You are playing a rhetorical word game here. When you say “whatever process”, that is clearly erosion. When you say “gradualism”, that is also erosion.
But, for the sake of argument and ignoring the in front of your eyes photographs which have been posted here, let us assume that the flood conditions produced fast erosion. Why would the violence of that rapid erosion not destroy these arches also faster than they were created?
So you deny miracles now? This is certainly a strawman argument as far as I’m concerned: I’ve never appealed to changing laws of physics, outside the formative period of the Creation Week, that is. Of course, Big Bangers change the laws of physics at will without a God to perform this feat.
Absolutely: you need to demonstrate a repeatable experiment that shows the formation of natural arches in the absence of water. That might convince me that this argument should be retired, or at least reevaluated.
“A little reflection will show that all historical procedure is in the nature of a reconstruction; and that no historical determination is sure in the sense that determinations in physical science are sure; that is, objectively verifiable. Historical determinations are in their essence subjective findings; and at best they only approximate truth or certainty. They differ from one another in seeming more or less probably true, the criterion being the degree of completeness with which a historical interpretation fits into the totality of phenomena; or if one like, into the totality of historical interpretations of phenomena.”
A. L. Kroeber, History and Science In Anthropology 37, no.4 (October–December 1935), 546-7.
Hi @PDPrice. As usual, enjoyed your article. Thanks. I have a question regarding fiat creation. Am I reading too much into this when I am thinking that you and your co-author are perhaps appealing to fiat as a sort of origins cosmology? Or are you simply using that as a “wall”, a sort of historical barrier that we really cannot extrapolate beyond backwards.
If a cosmology, is CMI currently considering fiat creation for origins?

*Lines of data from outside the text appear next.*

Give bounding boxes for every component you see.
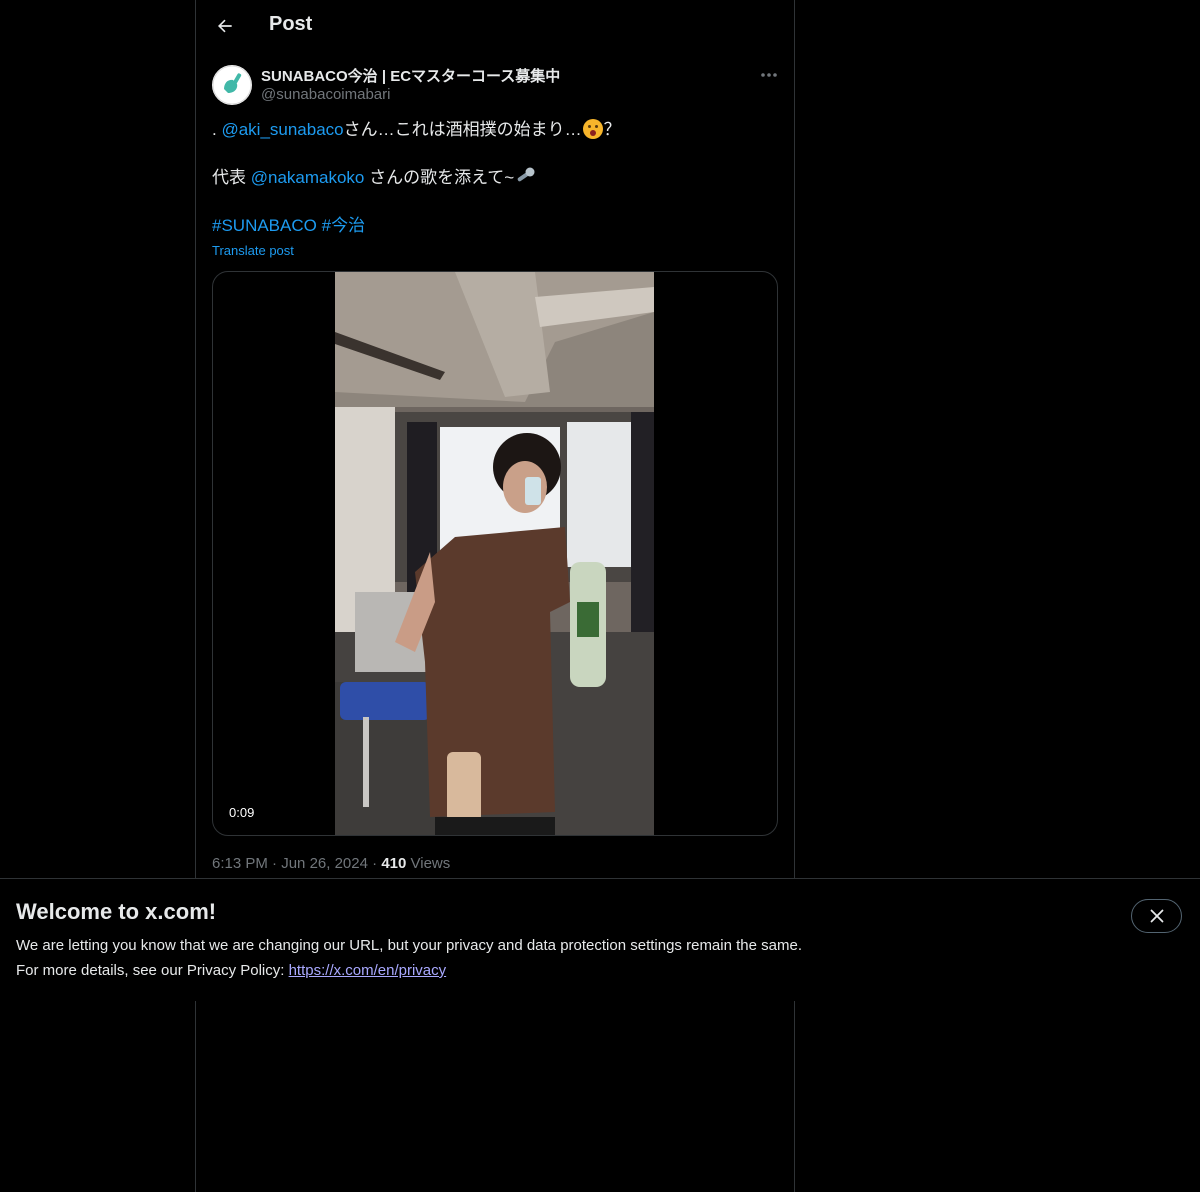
more-options-button[interactable]	[754, 64, 784, 86]
top-bar: Post	[196, 0, 794, 53]
hashtag-link[interactable]: #SUNABACO	[212, 216, 317, 235]
tweet-line-2: 代表 @nakamakoko さんの歌を添えて~	[212, 166, 778, 190]
tweet-text: . @aki_sunabacoさん…これは酒相撲の始まり…？ 代表 @nakam…	[212, 118, 778, 238]
close-banner-button[interactable]	[1131, 899, 1182, 933]
post-time[interactable]: 6:13 PM	[212, 855, 268, 872]
banner-privacy-text: For more details, see our Privacy Policy…	[16, 962, 289, 979]
mention-link[interactable]: @aki_sunabaco	[221, 120, 343, 139]
tweet-line-1: . @aki_sunabacoさん…これは酒相撲の始まり…？	[212, 118, 778, 142]
welcome-banner: Welcome to x.com! We are letting you kno…	[0, 878, 1200, 1001]
ellipsis-icon	[761, 73, 777, 77]
banner-title: Welcome to x.com!	[16, 899, 217, 924]
video-frame	[335, 272, 654, 835]
back-button[interactable]	[208, 9, 242, 43]
author-name[interactable]: SUNABACO今治 | ECマスターコース募集中	[261, 65, 560, 86]
text-fragment: ？	[603, 120, 621, 139]
post-metadata: 6:13 PM · Jun 26, 2024 · 410 Views	[212, 855, 450, 872]
privacy-policy-link[interactable]: https://x.com/en/privacy	[289, 962, 447, 979]
video-duration: 0:09	[223, 803, 261, 822]
views-count: 410	[381, 855, 407, 872]
text-fragment: さん…これは酒相撲の始まり…	[343, 120, 582, 139]
banner-message: We are letting you know that we are chan…	[16, 937, 802, 954]
close-icon	[1150, 909, 1163, 923]
separator: ·	[272, 855, 278, 872]
views-label: Views	[410, 855, 451, 872]
mention-link[interactable]: @nakamakoko	[251, 168, 365, 187]
arrow-left-icon	[218, 19, 232, 33]
translate-post-link[interactable]: Translate post	[212, 243, 294, 258]
banner-privacy-line: For more details, see our Privacy Policy…	[16, 962, 446, 979]
text-fragment: 代表	[212, 168, 251, 187]
hashtag-link[interactable]: #今治	[322, 216, 365, 235]
main-column: Post SUNABACO今治 | ECマスターコース募集中 @sunabaco…	[195, 0, 795, 1192]
post-date[interactable]: Jun 26, 2024	[281, 855, 368, 872]
tweet-hashtags: #SUNABACO #今治	[212, 214, 778, 238]
text-fragment: さんの歌を添えて~	[364, 168, 515, 187]
shovel-logo-icon	[212, 65, 252, 105]
page-title: Post	[269, 13, 313, 35]
flushed-face-emoji-icon	[582, 119, 603, 139]
microphone-emoji-icon	[517, 167, 535, 182]
author-handle[interactable]: @sunabacoimabari	[261, 86, 390, 103]
separator: ·	[372, 855, 378, 872]
avatar[interactable]	[212, 65, 252, 105]
video-player[interactable]: 0:09	[212, 271, 778, 836]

Could you explain what your question means in terms I can understand? I’m curious what you’re referring to, but I need to understand the question first.
That’s relevant specifically to anthropology, not historical science in general. In fact the historical sciences we’re talking about here are physical science, so Kroeber’s distinction isn’t the one you make. Shame on you for quote-mining Kroeber.
I did. It’s just another whiny missive with hand waving excuses for rejecting scientific evidence of an old earth and evolution just because you don’t like it. Same old same old.
Of course your silly “geology” of natural arches claims have been pulverized on this thread already, helped by you dodging all the geologic evidence you can’t explain as always.
I used fiat creation in the wrong sense and PDPrice corrected me. I was trying to make a distinction between miraculous creation models that do not employ higher-level mathematics to explain universe origins and models that do use it (e.g., Humphrey’s cosmologies). I was conflating “fiat” with “miraculous” and asking if CMI was currently considering and/or leaning in that direction regarding cosmology. However, as Price said, “fiat” would include all YEC cosmology models, even those with exotic math.
That’s patently false. Kroeber even contrasts the two himself, in the quote I provided, showing he was not considering “historical science” and “physical science” as equivalent or as subsets of one another. He is referring to repeatable, laboratory science as “physical science”- the very same thing we today would call operational science.
Then you need to show us how to account for accelerated nuclear decay in those igneous rocks that were formed after the ‘Creation Week’ (like volcanic sills and dykes that cross across supposed Flood sediments) You also need to show us the physics that would support raising entire continents and mountain ranges in a matter of a few months or years, because that most emphatically isn’t supported by rock physics as we know it. You also need to give an account of the energey budget in ‘catastrophic plate tectonics’ which would need enormous amounts of energy to initiate and keep going, and which would generate sufficient heat to melt the entire planet several times over.
Here is a bit of homework for your geologist colleagues: calculate the amount of heat generated by the total volume of lava forming the ocean floors, and the temperature rise of the overlying ocean waters if all of this lava were to cool and solidify in a matter of just a few months or years.
This isn’t all that hard to do if you make some reasonable simplifications. A nice opportunity to show that your model works with the laws of physics we know today. Thanks.